32 Goodge Street W1T 2QJ 3174 1155 info@revjwsimpson.com
Friday, 2 November 2012
Bounce, Holborn
Bounce: is this new £2.5 million basement named after fabric conditioner or dog food? Either way, odd choice of monicker - but what do I know? Adam Breeden, one of the young blades behind it must be a marketing genius as he tells me his business interests enable him to run a glam house in Italy as a getaway. It transpires his new baby is 'Bounce' as in ping-pong balls. Now, my only direct experience of those is summed up in that well-known limerick that begins 'The buxom Bangkok bar hostess's ultimate stunt, was to shoot ten ping pong balls out of her....' but I digress.
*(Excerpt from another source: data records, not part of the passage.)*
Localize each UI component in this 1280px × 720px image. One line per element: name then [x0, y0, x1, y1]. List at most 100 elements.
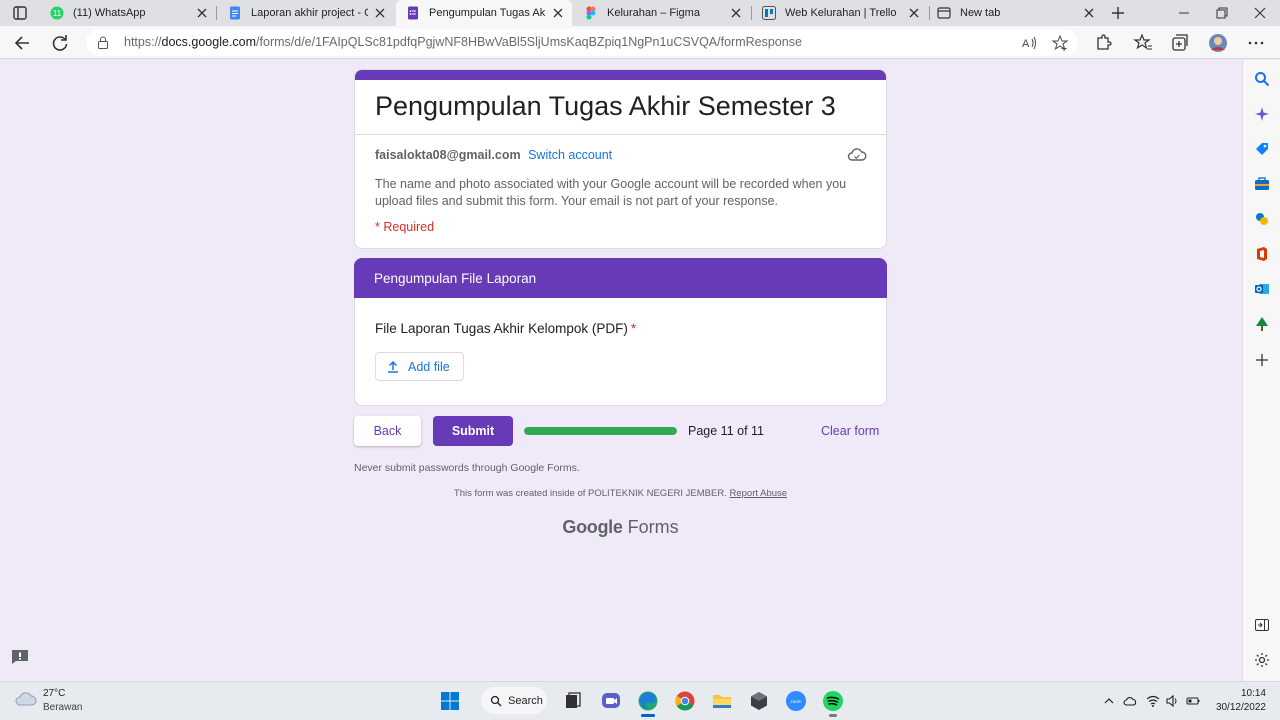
svg-text:A: A: [1022, 38, 1030, 50]
chrome-icon[interactable]: [674, 690, 696, 712]
required-asterisk: *: [630, 321, 637, 336]
switch-account-link[interactable]: Switch account: [528, 148, 612, 162]
read-aloud-icon[interactable]: A: [1021, 34, 1039, 52]
games-icon[interactable]: [1254, 211, 1270, 227]
refresh-icon[interactable]: [49, 32, 71, 54]
spotify-active-indicator: [829, 714, 837, 717]
tab-figma[interactable]: Kelurahan – Figma: [574, 0, 750, 26]
add-file-button[interactable]: Add file: [375, 352, 464, 381]
report-abuse-link[interactable]: Report Abuse: [730, 488, 788, 499]
discover-sparkle-icon[interactable]: [1254, 106, 1270, 122]
url-text[interactable]: https://docs.google.com/forms/d/e/1FAIpQ…: [124, 35, 802, 49]
progress-bar: [524, 427, 677, 435]
figma-icon: [586, 6, 596, 20]
app-cube-icon[interactable]: [748, 690, 770, 712]
account-email: faisalokta08@gmail.com: [375, 148, 521, 162]
question-card: File Laporan Tugas Akhir Kelompok (PDF) *…: [354, 298, 887, 406]
teams-chat-icon[interactable]: [600, 690, 622, 712]
tree-icon[interactable]: [1254, 316, 1270, 332]
tab-strip: 11 (11) WhatsApp Laporan akhir project -…: [0, 0, 1280, 26]
add-sidebar-icon[interactable]: [1254, 352, 1270, 368]
lock-icon[interactable]: [97, 36, 109, 49]
tab-title: (11) WhatsApp: [73, 7, 146, 19]
page-indicator: Page 11 of 11: [688, 424, 764, 438]
windows-taskbar: 27°C Berawan Search zoom 10:14 30/12/2022: [0, 681, 1280, 720]
close-tab-icon[interactable]: [374, 7, 386, 19]
tab-trello[interactable]: Web Kelurahan | Trello: [752, 0, 928, 26]
address-bar[interactable]: https://docs.google.com/forms/d/e/1FAIpQ…: [86, 29, 1078, 56]
back-button[interactable]: Back: [354, 416, 421, 446]
close-tab-icon[interactable]: [196, 7, 208, 19]
spotify-icon[interactable]: [822, 690, 844, 712]
new-tab-icon: [937, 7, 951, 19]
submit-button[interactable]: Submit: [433, 416, 513, 446]
windows-start-icon[interactable]: [439, 690, 461, 712]
zoom-icon[interactable]: zoom: [785, 690, 807, 712]
new-tab-plus-icon[interactable]: [1108, 3, 1128, 23]
weather-temperature[interactable]: 27°C: [43, 688, 65, 699]
tab-title: New tab: [960, 7, 1001, 19]
tab-google-docs[interactable]: Laporan akhir project - Goo: [218, 0, 394, 26]
section-title: Pengumpulan File Laporan: [374, 271, 537, 286]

I'm at Britain's first dedicated table-tennis social club/ bar/ diner opened by the peeps who also gave us All Star Lanes bowling alleys. By sheer fluke, they have located it in the very building where ping-pong (aka wiff-waff) was trademarked by games manufacturers Jacques and Sons in 1901. Big on the Manhattan nightlife scene, the game is increasingly featuring in bars here such a Ping in Earls Court. Bounce takes the phenomenon to a whole new level, thanks to a dozen and a half competition tables including the one used to decide the medals at London 2012. Get in practice for Rio 2016: Britain has yet to win an Olympic medal of any shade for table tennis. As I'm not much into the idea of having my balls whacked by over-competitive, gimlet-eyed Chinese midgets, I'll not be in training at Bounce; but sportier types will want to get stuck in on a regular basis. Table hire is £10 per 30 minute session. For that, I'd rather have a Match Point Margarita, Winning Smash or Wiff-Waff (Beefeater 24, Earl Grey, tonic, lemon & cucumber). Antipasti, tasty thin crust pizza such as caramelised onion and goat's cheese from £4 a strip, and Eton mess are probably best left until after your game.